Missy Franklin - There is no better ambassador... Close your eyes for a moment and try to picture the perfect avatar of swimming. He or she would be brilliantly talented for one, a gold medal threat in many events. She would be eloquent and real and warm and beloved by her teammates. She would be grounded and self aware. She would be driven not by money, but by what really matters - having fun and embracing the moment.
But most of all, she would be a fearless competitor. All those warm and fuzzies would belie her essential nature. The nature of a cut throat clutch performer.
Open your eyes and see Missy Franklin standing before you. If USA Swimming could assemble their ideal athlete, the one they'd want to hold up to the world and say this is swimming in America, this is who we are, that athlete would look exactly like Missy Franklin. If I could hold up a swimmer for my daughter and say this is what it's all about, this is a role model for you, that swimmer would also be Franklin. I am positive that I'm not the only parent to feel this way.
Sure, Phelps and Lochte remain the face of the sport for the wider world, and rightly so; Franklin still has a long way to go before she can amass their incredible accomplishments. Yet, this 17-year-old high school senior to be could give both of those guys media training. They might be a decade older, but when Missy speaks, she is far their superior. Good god, how well spoken is this girl?
But back to the water. Yesterday in London, she did something not even Phelps or Lochte have done. Her double - 200 free semifinal and just 15 minutes later the final of the 100 back - must rank among the greatest Olympic swimming achievements ever. As Rowdy Gaines pointed out in the primetime broadcast, if you're not a swimmer you cannot possibly understand how difficult that was.
The 200 free is a back-breaker of a race. It's the perfect masochistic mix of sprint and stamina. It leaves you absolutely gutted. That's why so many consider it the true standard of the sport. The best pure swimmer is the one who wins this race. In her semifinal heat, Franklin somehow stayed contained. She expended just enough energy to secure her place in the final - she grabbed the last spot, in 8th. I'm guessing she was going about 90% for the first three laps. But when she turned for home, she had to notice her spot in the final slipping away. She went to the legs hard that last 50 and did what she needed to do. But she would be needing those legs something fierce fifteen minutes later.
The 100 back is mostly legs, and Franklin had almost no time to recover. She jumped in the diving well and tried to swim it off as Ryan Lochte marched out for the final of the men's 200 free. Consider that little detail for a moment: One of the most anticipated drama-packed races of the Games was going on about fifty feet away from her, while she was trying to warm down and slow her racing heart. That's no small distraction.
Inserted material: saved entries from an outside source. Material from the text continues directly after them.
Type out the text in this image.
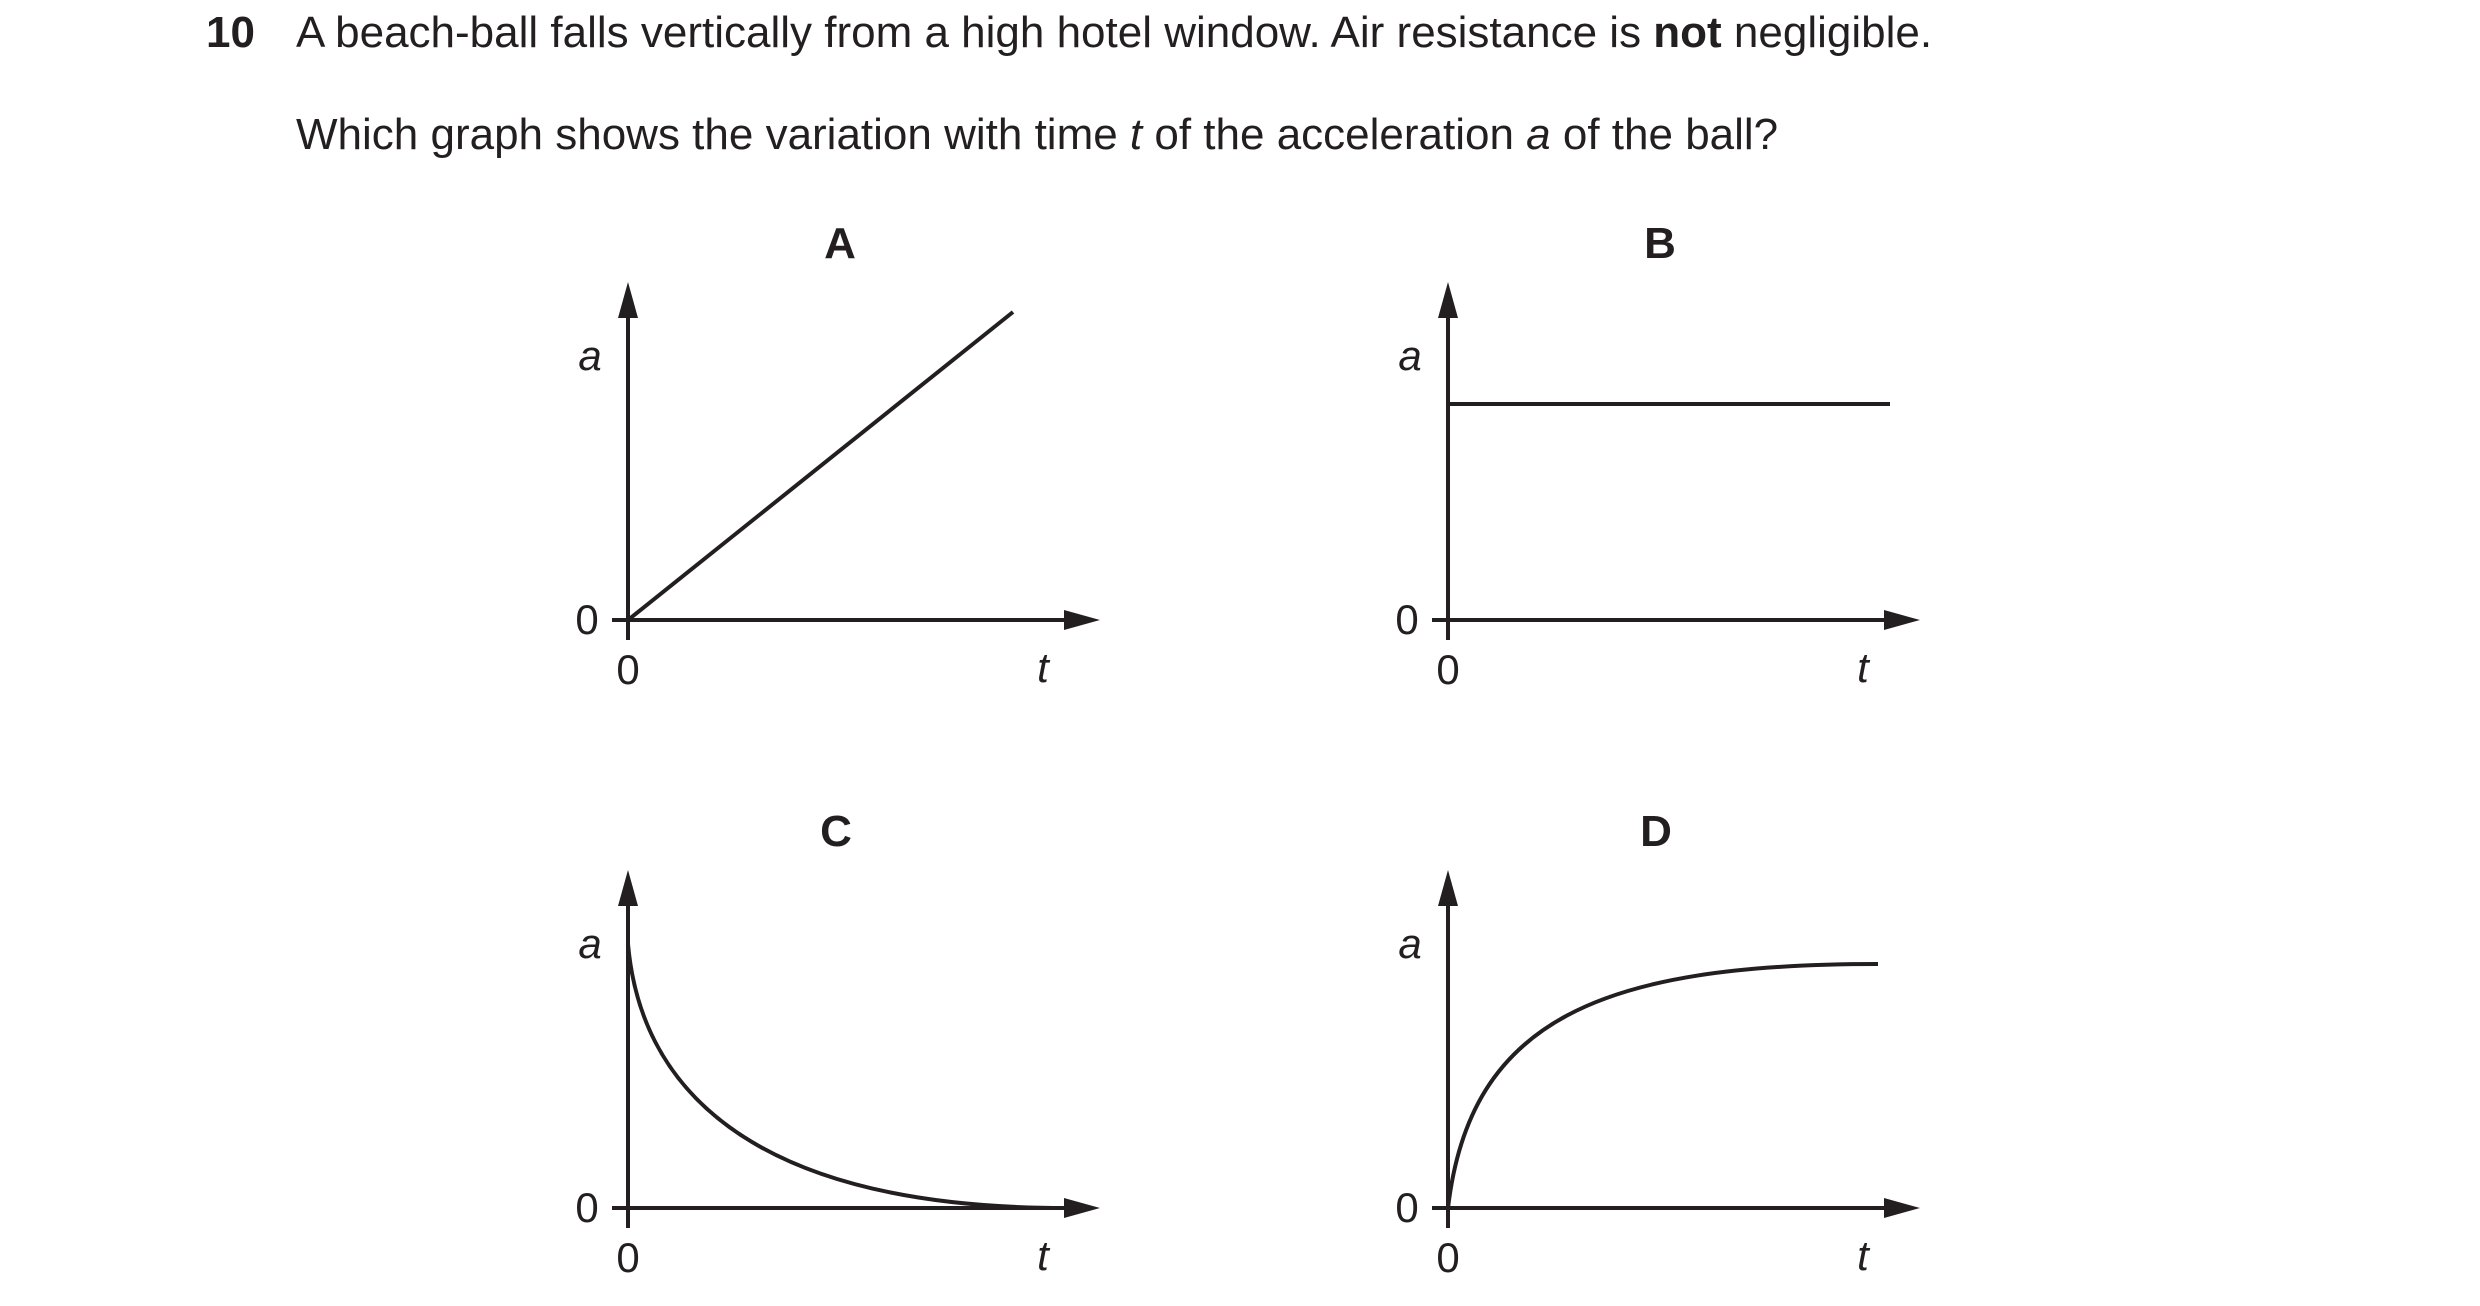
10 A beach-ball falls vertically from a high hotel window. Air resistance is not negligible.
Which graph shows the variation with time t of the acceleration a of the ball?
A
a
t
0
0
B
a
t
0
0
C
a
t
0
0
D
a
t
0
0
Then she was back, dry behind the blocks and looking strangely relaxed and recovered. When the swimmers were told to enter the water, Franklin broke into a huge smile. You see smiles of a different sort behind the blocks all the time at the Olympics. They're forced nerves-cracking pressure-getting-to-me grins. They look painful and they say: Choke Imminent.
This was the exact opposite of that. Like everything else with Franklin, it looked totally genuine. She really is having fun out there.
Now, here's what would happen to everyone else if you were attempting this double. You would force yourself to get psyched up and over energized, and when the race went off, you would blast into it. You would over swim the first 25 meters; you would be winning, but already fading by the 50; by 75 meters the field would go by you. The announcers would be sympathetic, they'd say you just ran out of steam after that too-tough double. But it wouldn't really be that. You would fade because you didn't swim your race.
Somehow, yet again, Franklin swam within herself. She did what every coach on earth tells his swimmers to do: She swam her own race. She surfaced dead last, was still way back at 25 meters, and slowly built momentum into the wall. By 75 meters, instead of fading, Franklin was surging. It was over by then. Franklin finishes her 100 back the way Aaron Peirsol used to. Which is to say, she owns the last 15 meters of the race.
She touched in American record time, a half second drop from her lifetime best. 15 minutes after swimming 1:57.5 in a pressurized 200 free semi.
This is legendary stuff we're witnessing. A bit like watching Phelps first attempt his grueling eight-gold campaign back in Athens. It's resetting the standards of what's possible. Phelps left Athens with six gold and two bronze, setting the table for Beijing perfection four years later. Franklin will probably leave London with four gold (adding the 200 back and the next two relays), a bronze in that first relay, and may reach the podium in the 200 and 100 free too. It will be among the greatest Games ever for any female swimmer.
But of course, this 17-year-old avatar is just getting started.